Rivkin's team, along with the other group of scientists led by Humberto Campins of the University of Central Florida, both arrived at the same conclusion that the signatures they were reading could be explained by the presence of an extremely thin layer of frost covering the whole asteroid, and that it is mixed with carbonaceous material. While it is not a total surprise that ice has been detected on 24 Themis – theoretical models show it could survive for billions of years if buried just a few metres to a few tens of metres below the surface – it is more surprising that it extends so widely across the asteroid. The average surface temperatures of asteroids of around 150-200 kelvin suggests that most surface ice should have sublimated away in a matter of years.

One suggestion for its longevity is that the frost layer is being continually replenished by the slow release of water vapour from inside the asteroid, which recondenses as frost when it reaches the surface. Or, just as on the Moon, 'impact gardening' of micrometeorites on the surface could turn the surface over at a rate consistent with the observed quantity of ice.

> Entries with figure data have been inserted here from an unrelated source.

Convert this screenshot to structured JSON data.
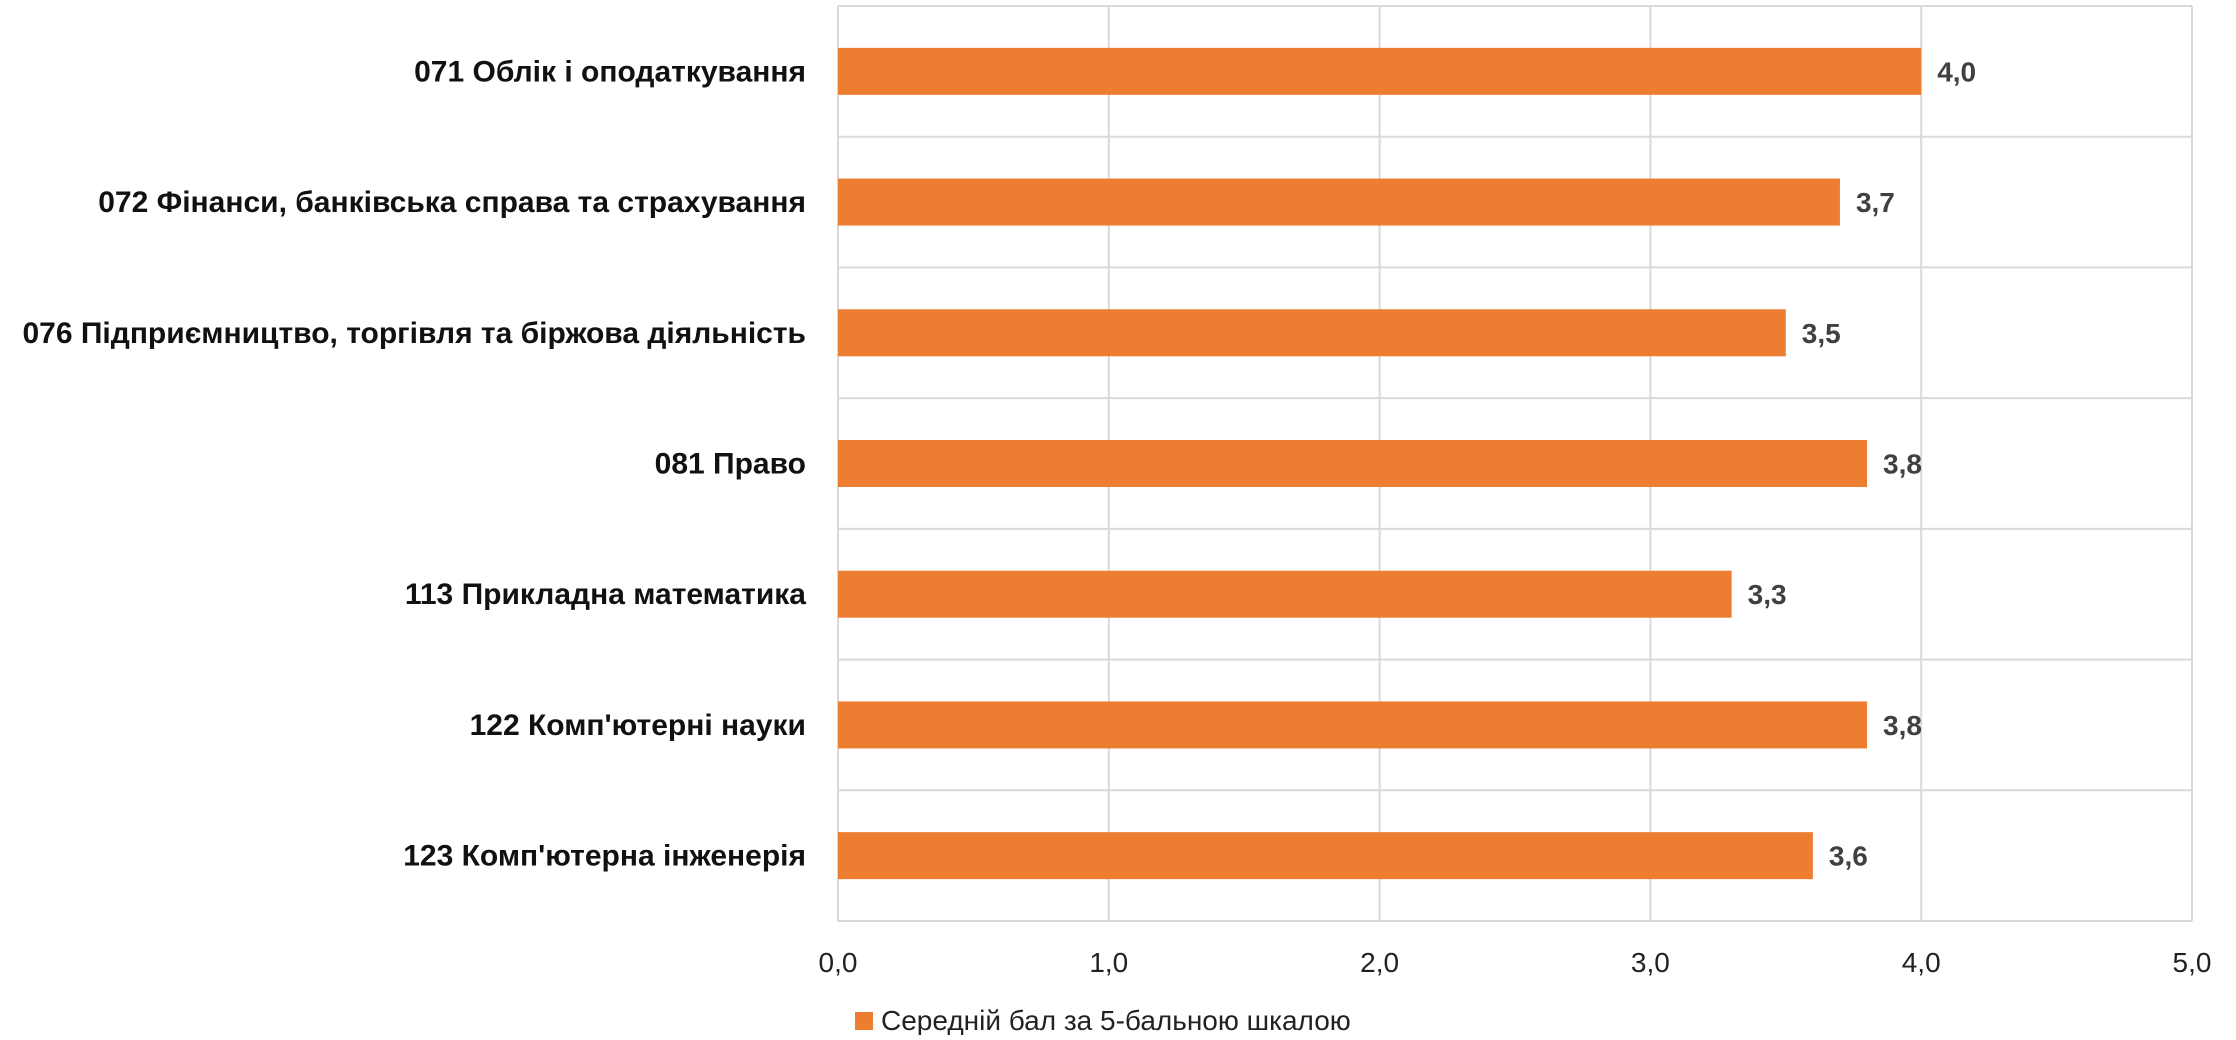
{
  "chart_data": {
    "type": "bar",
    "orientation": "horizontal",
    "categories": [
      "071 Облік і оподаткування",
      "072 Фінанси, банківська справа та страхування",
      "076 Підприємництво, торгівля та біржова діяльність",
      "081 Право",
      "113 Прикладна математика",
      "122 Комп'ютерні науки",
      "123 Комп'ютерна інженерія"
    ],
    "series": [
      {
        "name": "Середній бал за 5-бальною шкалою",
        "values": [
          4.0,
          3.7,
          3.5,
          3.8,
          3.3,
          3.8,
          3.6
        ],
        "data_labels": [
          "4,0",
          "3,7",
          "3,5",
          "3,8",
          "3,3",
          "3,8",
          "3,6"
        ],
        "color": "#ED7D31"
      }
    ],
    "xlim": [
      0,
      5
    ],
    "x_ticks": [
      0,
      1,
      2,
      3,
      4,
      5
    ],
    "x_tick_labels": [
      "0,0",
      "1,0",
      "2,0",
      "3,0",
      "4,0",
      "5,0"
    ],
    "grid": true,
    "legend_position": "bottom"
  },
  "colors": {
    "bar": "#ED7D31",
    "grid": "#D9D9D9"
  }
}
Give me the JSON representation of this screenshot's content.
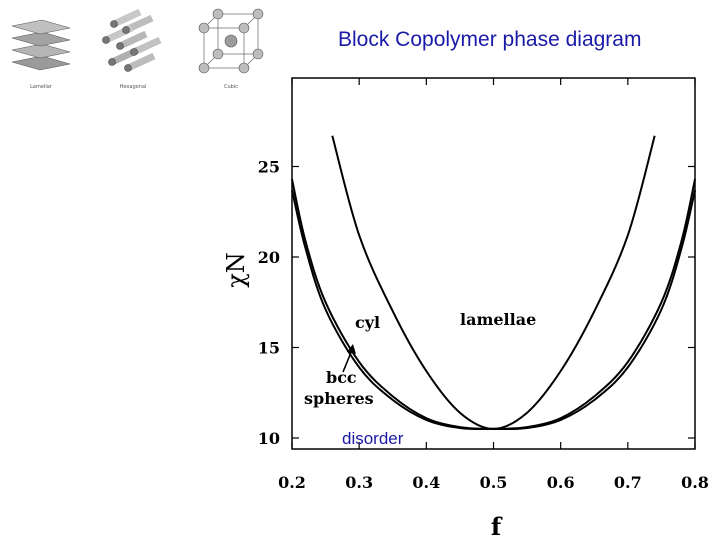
{
  "title": "Block Copolymer phase diagram",
  "morphology_icons": [
    {
      "name": "lamellar",
      "caption": "Lamellar"
    },
    {
      "name": "hexagonal",
      "caption": "Hexagonal"
    },
    {
      "name": "cubic",
      "caption": "Cubic"
    }
  ],
  "chart_data": {
    "type": "line",
    "xlabel": "f",
    "ylabel": "χN",
    "xlim": [
      0.2,
      0.8
    ],
    "ylim": [
      10,
      26.7
    ],
    "xticks": [
      "0.2",
      "0.3",
      "0.4",
      "0.5",
      "0.6",
      "0.7",
      "0.8"
    ],
    "yticks": [
      "10",
      "15",
      "20",
      "25"
    ],
    "region_labels": {
      "cyl": "cyl",
      "lamellae": "lamellae",
      "bcc_line1": "bcc",
      "bcc_line2": "spheres",
      "disorder": "disorder"
    },
    "series": [
      {
        "values": [
          [
            0.2,
            24.3
          ],
          [
            0.22,
            20.9
          ],
          [
            0.25,
            17.5
          ],
          [
            0.3,
            14.2
          ],
          [
            0.35,
            12.3
          ],
          [
            0.4,
            11.1
          ],
          [
            0.45,
            10.6
          ],
          [
            0.5,
            10.5
          ],
          [
            0.55,
            10.6
          ],
          [
            0.6,
            11.1
          ],
          [
            0.65,
            12.3
          ],
          [
            0.7,
            14.2
          ],
          [
            0.75,
            17.5
          ],
          [
            0.78,
            20.9
          ],
          [
            0.8,
            24.3
          ]
        ]
      },
      {
        "values": [
          [
            0.2,
            23.7
          ],
          [
            0.22,
            20.5
          ],
          [
            0.25,
            17.1
          ],
          [
            0.3,
            13.9
          ],
          [
            0.35,
            12.1
          ],
          [
            0.4,
            11.0
          ],
          [
            0.45,
            10.55
          ],
          [
            0.5,
            10.5
          ],
          [
            0.55,
            10.55
          ],
          [
            0.6,
            11.0
          ],
          [
            0.65,
            12.1
          ],
          [
            0.7,
            13.9
          ],
          [
            0.75,
            17.1
          ],
          [
            0.78,
            20.5
          ],
          [
            0.8,
            23.7
          ]
        ]
      },
      {
        "values": [
          [
            0.26,
            26.7
          ],
          [
            0.3,
            21.2
          ],
          [
            0.35,
            17.0
          ],
          [
            0.4,
            13.7
          ],
          [
            0.45,
            11.4
          ],
          [
            0.5,
            10.5
          ],
          [
            0.55,
            11.4
          ],
          [
            0.6,
            13.7
          ],
          [
            0.65,
            17.0
          ],
          [
            0.7,
            21.2
          ],
          [
            0.74,
            26.7
          ]
        ]
      }
    ]
  }
}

Earth's water likely originated from asteroids and comets beyond the so-called snow-line. Image: NASA/JPL-Caltech

Either way, the results have implications for the arrival of water onto the Earth, which was most likely received from impacting comets and asteroids from beyond the so-called snow line. "We see minerals that formed in the presence of water in outer belt asteroids, but not in inner belt asteroids, with the transition appearing to occur around 2.5 AU from the Sun," comments MBC expert Henry Hsieh. "This suggests that objects outside this transition point – the snow line – were able to accumulate ice as they formed, while objects inside the line were not because temperatures in the protoplanetary disc were so warm that water could only exist as a diffuse ambient vapour."

Earth and Mars both formed inside the snow line so it is unlikely that they could have accumulated significant amounts of water as they formed. "They probably required the delivery of water and other light materials like noble gases at a later time from objects from outside the snow line at a time when they had grown large enough to have enough gravity to retain atmospheres," continues Hsieh. "So, it's not so much a matter of explaining whether terrestrial planets could have retained water, rather explaining how they accumulated it in the first place."

The new data will also enable scientists to link their observations with hydrated minerals found in meteorites, some of which share similar characteristics to that of ocean water, suggesting that outer main belt asteroids are the likely providers of that water. The implication, as Hsieh highlights in Nature's accompanying News and Views article, is that "we no longer have to infer the composition of ancient asteroid water from hydrated minerals: we can study the water directly because it is still around today!"

Further investigation of ices in the Asteroid Belt will allow comparisons of the water on Earth, and thus provide further clues as to the origin of our vast oceans.